We were exploring the area shortly after the summer monsoon season had ended. There were still signs of fresh, colored runoff in Dry Creek from the bright red rock and soil in this area.
Greasy Spoon is a fairly short loop trail at about 6 miles long, similar to most of the trails in the area. One of seven of our rigs was Eric Cattey's ’97 Tacoma. The 33-inch tires felt just about right on the trail.
About half of Greasy Spoon consists of a hilly pipeline trail that traverses from east to west.
Tom Sanio brought out his super-clean ’78 Toyota FJ40 to run the Sedona trails.
We found a good camp spot a short time before dusk, and enjoyed the light and color as the sun disappeared. There is little remote camping in the immediate area around the city, but there is dispersed camping allowed east and west of the city in the Coconino National Forest.
On Sunday morning we followed the Outlaw Trail, which crossed high-desert grasslands covered with fruit-laden prickly pear plants, then dropped down a rocky trail into Lincoln Canyon headed towards the Honanki Indian ruins.
This cliff dwelling site at Palatki was once comprised of 14 rooms. There were seven rooms on the first level, seven more above, and a community area with parapet wall above that. It has managed to survive in this condition under a cliff overhang for about 900 years. Sister site Honanki was once as large as 70 rooms.
This is the Grotto at Palatki, a spiritually significant site for many centuries. It was used by the Sinagua, Yavapai, Apache, and Archaic people to communicate and record history. There's also a large agave roasting pit here.
Pictographs (and some petroglyphs) are plentiful in this area and tell stories of the lives and survival of these people. There are also clan symbols scattered amongst the markings as well.

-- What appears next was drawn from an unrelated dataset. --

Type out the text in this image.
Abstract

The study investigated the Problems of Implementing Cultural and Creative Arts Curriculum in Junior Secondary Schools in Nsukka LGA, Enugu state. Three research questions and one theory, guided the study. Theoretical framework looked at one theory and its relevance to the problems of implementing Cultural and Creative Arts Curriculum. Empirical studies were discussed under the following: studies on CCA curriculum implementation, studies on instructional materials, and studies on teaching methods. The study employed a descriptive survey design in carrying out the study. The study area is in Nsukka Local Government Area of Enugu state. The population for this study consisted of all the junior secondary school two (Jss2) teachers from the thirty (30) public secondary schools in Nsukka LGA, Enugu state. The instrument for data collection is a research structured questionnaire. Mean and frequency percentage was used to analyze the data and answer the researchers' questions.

A narrow, rocky ledge road descends downward on the way to the Oak Creek homestead site. The shelf named Cliffhanger seems a bit overstated, but we can see where those trying the climb in stock vehicles would be well alert.
The Oak Creek Homestead trail ended about a 3/4-mile short of the creek with a Forest Service closure, so we hiked the rest of the way in. We saw some stone ruins from the old home near the bottom of the final hill approaching the creek.

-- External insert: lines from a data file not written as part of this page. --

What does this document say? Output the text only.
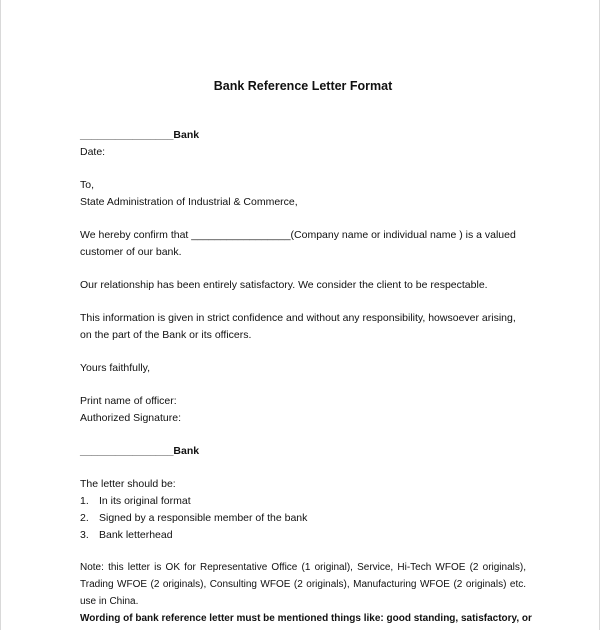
Bank Reference Letter Format
________________Bank
Date:
To,
State Administration of Industrial & Commerce,
We hereby confirm that _________________(Company name or individual name ) is a valued customer of our bank.
Our relationship has been entirely satisfactory. We consider the client to be respectable.
This information is given in strict confidence and without any responsibility, howsoever arising, on the part of the Bank or its officers.
Yours faithfully,
Print name of officer:
Authorized Signature:
________________Bank
The letter should be:
1. In its original format
2. Signed by a responsible member of the bank
3. Bank letterhead
Note: this letter is OK for Representative Office (1 original), Service, Hi-Tech WFOE (2 originals), Trading WFOE (2 originals), Consulting WFOE (2 originals), Manufacturing WFOE (2 originals) etc. use in China.
Wording of bank reference letter must be mentioned things like: good standing, satisfactory, or
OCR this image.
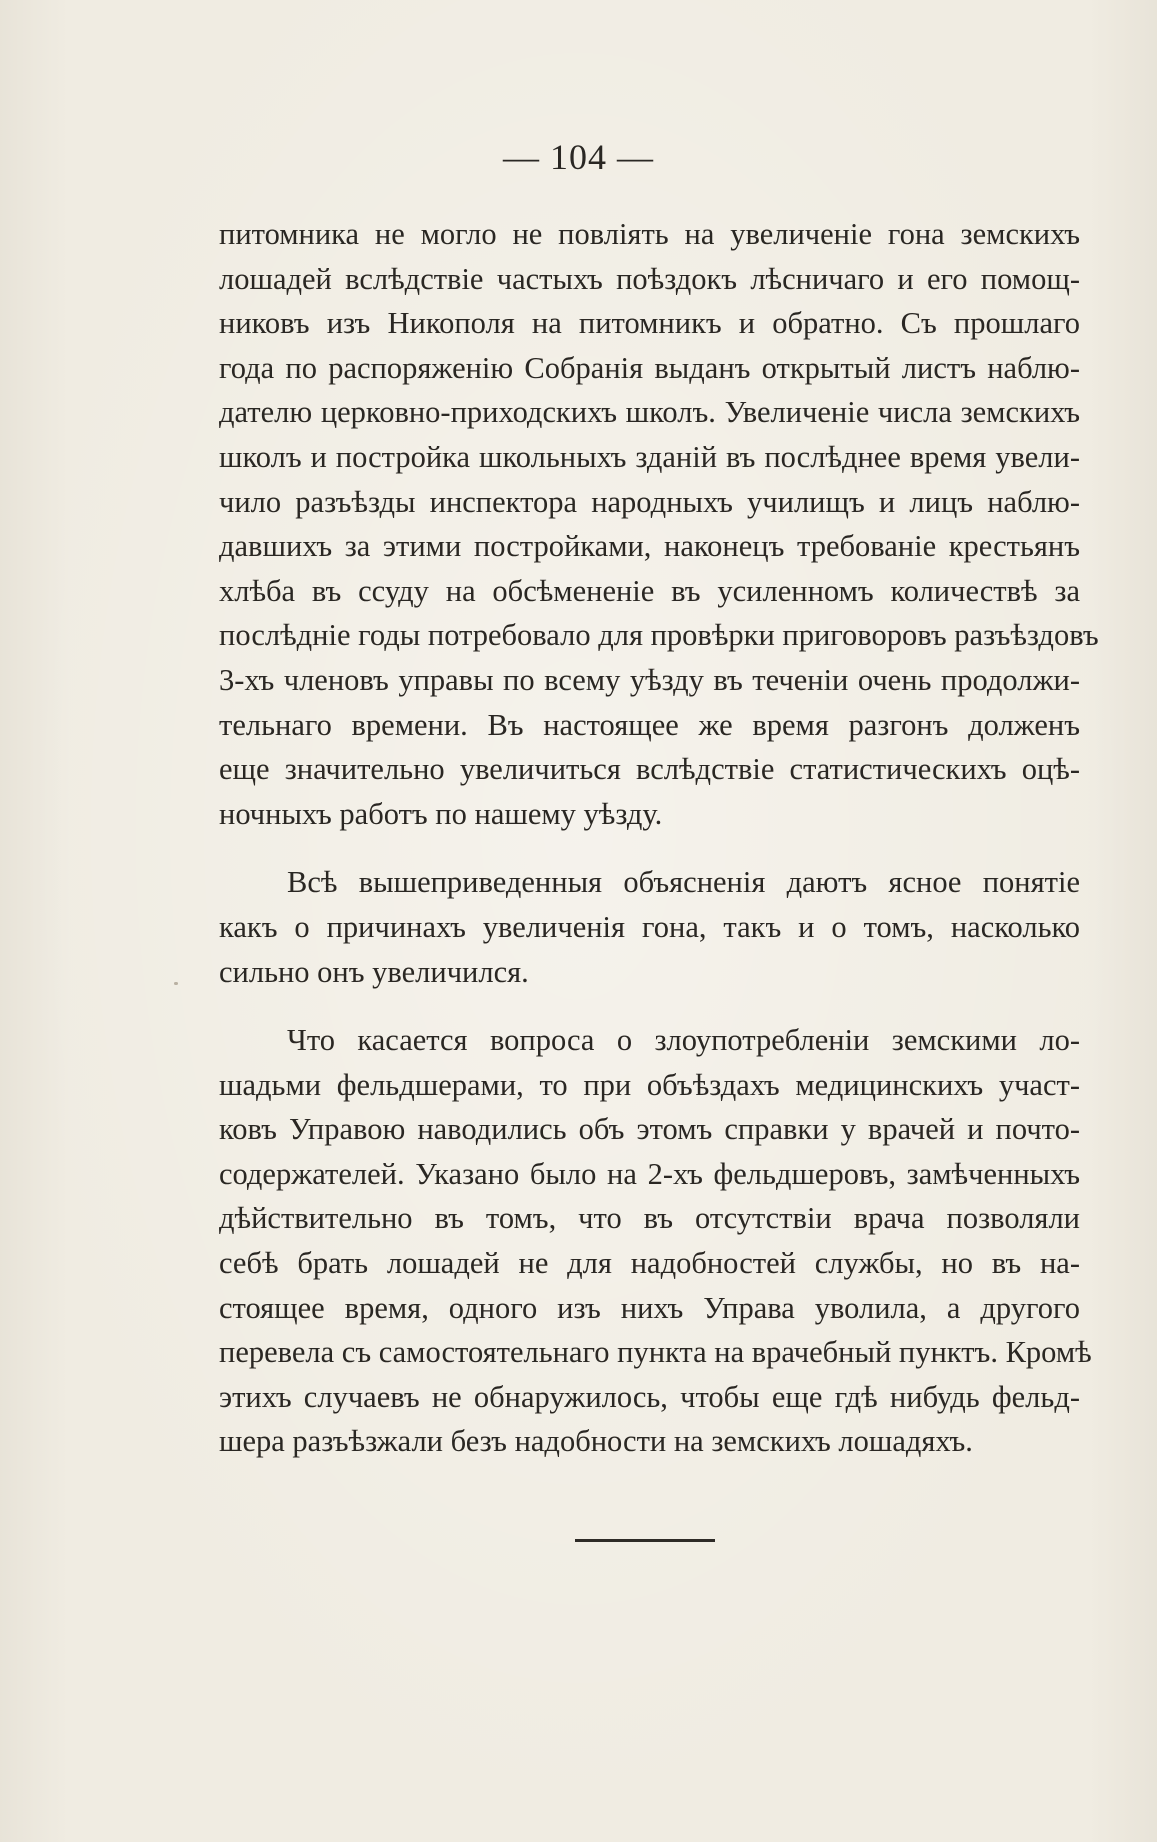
— 104 —
питомника не могло не повліять на увеличеніе гона земскихъ
лошадей вслѣдствіе частыхъ поѣздокъ лѣсничаго и его помощ-
никовъ изъ Никополя на питомникъ и обратно. Съ прошлаго
года по распоряженію Собранія выданъ открытый листъ наблю-
дателю церковно-приходскихъ школъ. Увеличеніе числа земскихъ
школъ и постройка школьныхъ зданій въ послѣднее время увели-
чило разъѣзды инспектора народныхъ училищъ и лицъ наблю-
давшихъ за этими постройками, наконецъ требованіе крестьянъ
хлѣба въ ссуду на обсѣмененіе въ усиленномъ количествѣ за
послѣдніе годы потребовало для провѣрки приговоровъ разъѣздовъ
3-хъ членовъ управы по всему уѣзду въ теченіи очень продолжи-
тельнаго времени. Въ настоящее же время разгонъ долженъ
еще значительно увеличиться вслѣдствіе статистическихъ оцѣ-
ночныхъ работъ по нашему уѣзду.
Всѣ вышеприведенныя объясненія даютъ ясное понятіе
какъ о причинахъ увеличенія гона, такъ и о томъ, насколько
сильно онъ увеличился.
Что касается вопроса о злоупотребленіи земскими ло-
шадьми фельдшерами, то при объѣздахъ медицинскихъ участ-
ковъ Управою наводились объ этомъ справки у врачей и почто-
содержателей. Указано было на 2-хъ фельдшеровъ, замѣченныхъ
дѣйствительно въ томъ, что въ отсутствіи врача позволяли
себѣ брать лошадей не для надобностей службы, но въ на-
стоящее время, одного изъ нихъ Управа уволила, а другого
перевела съ самостоятельнаго пункта на врачебный пунктъ. Кромѣ
этихъ случаевъ не обнаружилось, чтобы еще гдѣ нибудь фельд-
шера разъѣзжали безъ надобности на земскихъ лошадяхъ.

We took a break nearby for a quick walk in the cool water of Oak Creek.
Oak Creek Homestead was our last trail of the weekend, and we took in more grand views as we wound our way back towards Sedona and ultimately returned home.
Another noteworthy trail in the area is Soldier Pass. It’s a short 2.5-mile loop that takes you back to the Devil’s Kitchen Sinkhole that has periodically collapsed inward over the past 100 years. The trail is currently only open to Jeep tour companies, but will hopefully reopen to the public with a permitting process by early 2018.